## 2. Strings and Text

字符串的基本操作，参考 <https://docs.python.org/3/library/string.html?highlight=string#module-string>


主要是几大块：

1. 正则表达式
2. 编解码
3. 格式化输出
4. 格式化输入（html、xml文本）


### 2.1 分割字符串

string 自带 `split`方法。 但是如果想要更灵活，可以用 `re.split`

In [3]:
line = 'asdfjl. sdfj sld; fsdkfj, sdfj, fsdfl'

import re

re.split(r'[;,\.\s]\s*', line)

['asdfjl', 'sdfj', 'sld', 'fsdkfj', 'sdfj', 'fsdfl']

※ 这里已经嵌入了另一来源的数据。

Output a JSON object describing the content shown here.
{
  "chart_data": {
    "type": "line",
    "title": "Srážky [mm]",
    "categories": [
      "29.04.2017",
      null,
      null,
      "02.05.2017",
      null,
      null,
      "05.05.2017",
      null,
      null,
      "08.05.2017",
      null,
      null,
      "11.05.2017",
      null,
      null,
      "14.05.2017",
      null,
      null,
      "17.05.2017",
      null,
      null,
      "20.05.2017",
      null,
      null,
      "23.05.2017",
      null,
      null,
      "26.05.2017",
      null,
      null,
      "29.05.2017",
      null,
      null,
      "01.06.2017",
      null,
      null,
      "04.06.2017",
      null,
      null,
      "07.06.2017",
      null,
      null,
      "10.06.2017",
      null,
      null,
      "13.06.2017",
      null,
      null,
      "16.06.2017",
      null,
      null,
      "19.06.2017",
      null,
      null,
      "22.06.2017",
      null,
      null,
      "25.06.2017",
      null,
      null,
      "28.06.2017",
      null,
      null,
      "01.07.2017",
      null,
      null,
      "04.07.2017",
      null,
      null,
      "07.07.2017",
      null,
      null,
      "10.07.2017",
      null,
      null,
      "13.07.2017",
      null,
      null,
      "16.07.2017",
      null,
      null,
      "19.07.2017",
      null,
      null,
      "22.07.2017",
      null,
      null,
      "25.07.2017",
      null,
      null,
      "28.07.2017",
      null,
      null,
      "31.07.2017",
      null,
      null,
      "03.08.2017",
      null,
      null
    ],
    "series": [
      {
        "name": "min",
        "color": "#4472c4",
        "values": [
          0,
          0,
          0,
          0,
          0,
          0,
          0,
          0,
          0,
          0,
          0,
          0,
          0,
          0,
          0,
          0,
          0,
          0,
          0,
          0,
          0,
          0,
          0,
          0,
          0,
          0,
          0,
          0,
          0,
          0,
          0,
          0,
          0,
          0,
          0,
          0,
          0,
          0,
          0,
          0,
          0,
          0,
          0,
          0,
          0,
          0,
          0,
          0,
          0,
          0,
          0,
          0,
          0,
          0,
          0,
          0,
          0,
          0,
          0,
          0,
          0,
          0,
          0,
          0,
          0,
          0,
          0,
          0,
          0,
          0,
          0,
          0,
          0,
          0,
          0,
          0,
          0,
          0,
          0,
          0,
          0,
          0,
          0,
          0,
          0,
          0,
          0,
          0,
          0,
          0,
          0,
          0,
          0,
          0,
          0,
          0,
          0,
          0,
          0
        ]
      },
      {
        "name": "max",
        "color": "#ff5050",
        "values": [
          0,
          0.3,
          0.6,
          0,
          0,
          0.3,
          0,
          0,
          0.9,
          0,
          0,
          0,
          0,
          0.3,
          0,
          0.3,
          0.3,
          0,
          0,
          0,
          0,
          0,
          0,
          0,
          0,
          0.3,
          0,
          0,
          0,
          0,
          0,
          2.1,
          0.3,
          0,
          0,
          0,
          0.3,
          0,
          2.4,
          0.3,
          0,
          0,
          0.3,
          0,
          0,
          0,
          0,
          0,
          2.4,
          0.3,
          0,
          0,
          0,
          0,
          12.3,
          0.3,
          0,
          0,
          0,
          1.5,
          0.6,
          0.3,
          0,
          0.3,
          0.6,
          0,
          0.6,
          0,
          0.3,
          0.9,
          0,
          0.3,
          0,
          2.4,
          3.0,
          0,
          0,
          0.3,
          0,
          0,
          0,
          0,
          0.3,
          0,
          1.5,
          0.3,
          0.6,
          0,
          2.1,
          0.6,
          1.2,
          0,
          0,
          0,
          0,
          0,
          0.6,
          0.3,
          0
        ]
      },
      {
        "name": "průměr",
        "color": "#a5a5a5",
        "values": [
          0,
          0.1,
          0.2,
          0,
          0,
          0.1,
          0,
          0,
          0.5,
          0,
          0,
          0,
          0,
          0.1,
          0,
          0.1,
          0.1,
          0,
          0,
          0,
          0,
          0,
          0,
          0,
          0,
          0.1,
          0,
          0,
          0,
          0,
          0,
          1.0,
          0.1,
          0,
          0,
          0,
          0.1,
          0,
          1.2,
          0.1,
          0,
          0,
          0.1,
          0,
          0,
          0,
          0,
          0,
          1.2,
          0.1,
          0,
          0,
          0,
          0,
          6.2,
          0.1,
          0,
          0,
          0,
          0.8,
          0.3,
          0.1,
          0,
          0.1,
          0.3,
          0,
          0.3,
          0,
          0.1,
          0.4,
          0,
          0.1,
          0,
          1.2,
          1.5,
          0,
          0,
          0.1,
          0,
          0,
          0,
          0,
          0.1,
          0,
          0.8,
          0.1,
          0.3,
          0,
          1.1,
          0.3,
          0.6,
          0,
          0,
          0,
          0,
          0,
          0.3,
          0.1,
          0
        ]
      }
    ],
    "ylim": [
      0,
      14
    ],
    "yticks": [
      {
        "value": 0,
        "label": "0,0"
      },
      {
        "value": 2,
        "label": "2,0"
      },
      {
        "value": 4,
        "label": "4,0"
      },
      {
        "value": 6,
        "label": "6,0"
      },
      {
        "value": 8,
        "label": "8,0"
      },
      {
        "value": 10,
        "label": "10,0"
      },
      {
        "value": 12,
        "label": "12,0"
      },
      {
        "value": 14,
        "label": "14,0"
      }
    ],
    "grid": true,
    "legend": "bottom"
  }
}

### 2.2 startswith 和 endswith

注意，这两个方法，可以用元组参数，比如 `endswith(('.c', '.h'))`

### 2.3 Matching Strings Using Shell Wildcard Patterns

就是如何使用Unix shell通配符的形式，来匹配文件名字符串？


In [7]:
from fnmatch import fnmatch, fnmatchcase

assert fnmatch('foo.txt', '*.txt')
assert fnmatch('foo.txt', '?oo.txt')
assert fnmatch('Dat45.csv', 'Dat[0-9]*')


assert fnmatchcase('foo.txt', '*.TXT') == False

### 2.4 字符串匹配问题

这是一个非常大的问题。这里有简单的

1. 一般用 str.find('xx')，可以找出子串的起始位置。
2. 复杂一点的用 re.match

In [13]:
import re

# Some sample text
text = 'Today is 11/27/2012. PyCon starts 3/13/2013.'

# (a) Find all matching dates
datepat = re.compile(r'\d+/\d+/\d+')
print(datepat.findall(text))

# (b) Find all matching dates with capture groups
datepat = re.compile(r'(\d+)/(\d+)/(\d+)')
for month, day, year in datepat.findall(text):
    print('{}-{}-{}'.format(year, month, day))

# (c) Iterative search
for m in datepat.finditer(text):
    print(m.groups())


['11/27/2012', '3/13/2013']
2012-11-27
2013-3-13
('11', '27', '2012')
('3', '13', '2013')


### 2.5 字符串替换

- 一般用法是 `str.replace`方法
- `re.sub(1, 2, text)`， 将1 替换为2
- `pat.sub(func, text)`， pat为 re.compile 对象， func是替换方法，使用 match对象


In [12]:
import re

# Some sample text
text = 'Today is 11/27/2012. PyCon starts 3/13/2013.'

datepat = re.compile(r'(\d+)/(\d+)/(\d+)')

# (a) Simple substitution
print(datepat.sub(r'\3-\1-\2', text))

# (b) Replacement function
from calendar import month_abbr

def change_date(m):
    mon_name = month_abbr[int(m.group(1))]
    return '{} {} {}'.format(m.group(2), mon_name, m.group(3))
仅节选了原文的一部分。